It depends on many factors. If you only access pixel data one byte at a time, alignment will not make any difference in the vast majority of cases. To read / write one byte of data, most processors do not care whether this byte is on a 4-byte boundary or not.
However, if you access data in units of large bytes (say, in 2-byte or 4-byte units), you will definitely see alignment effects. For some processors (for example, for many RISC processors) it is completely impossible to access unchanged data at certain levels: an attempt to read a 4-byte word from an address that is not aligned by 4 bytes will generate a data access exception (or a Data Storage exception ) on PowerPC, for example.
On other processors (for example, x86) access to unbalanced addresses is allowed, but often this happens with a hidden decrease in performance. Loading / storing memory is often implemented in microcode, and the microcode will detect uneven access. Typically, the microcode will retrieve a 4-byte amount from memory, but if it is not aligned, it will need to extract two 4-byte locations from the memory and restore the required 4-byte amount from the corresponding bytes of the two locations. Capturing two memory locations is clearly slower than one.
It is easy for simple downloads and stores. Some instructions, such as those in the MMX or SSE instruction sets, require their memory operands to be aligned correctly. If you try to access unmodified memory using these special instructions, you will see something like an illegal exception to the instruction.
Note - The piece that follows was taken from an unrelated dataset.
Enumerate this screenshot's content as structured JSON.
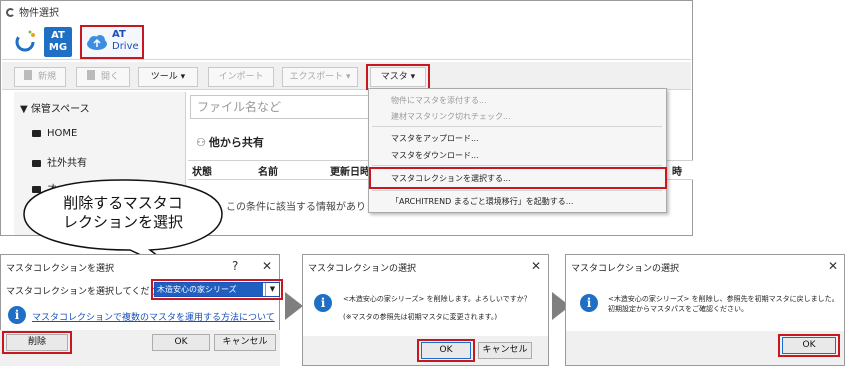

To summarize, I would not worry too much about alignment unless you write super-critical code (for example, in an assembly). The compiler helps you a lot, for example. by adding structures so that 4-byte values ββare aligned at 4-byte boundaries, and on x86 the CPU also helps you deal with unsatisfied access. Since the pixel data you are dealing with is 3 bytes in size, you almost always make single-byte calls anyway.
If you decide that instead you want to access pixels in singular 4-byte accesses (as opposed to 3 single-byte accesses), it would be better to use 32-bit pixels and align each individual pixel to a 4-byte border. Aligning each line to a 4-byte border, but not every pixel will have a small, if any effect.
Based on your code, I assume this is due to reading the Windows bitmap file format. Raster files require that the length of each scan line be a multiple of 4 bytes, so setting up pixel data buffers with this property is a property that you can simply read in the entire bitmap in one fell swoop to your buffer (of course, you still have to deal with that fact that the scan lines are stored from bottom to top and not from top to bottom, and that pixel data is BGR instead of RGB). This is actually not very profitable, but it is not much harder to read in a raster single-line line at a time.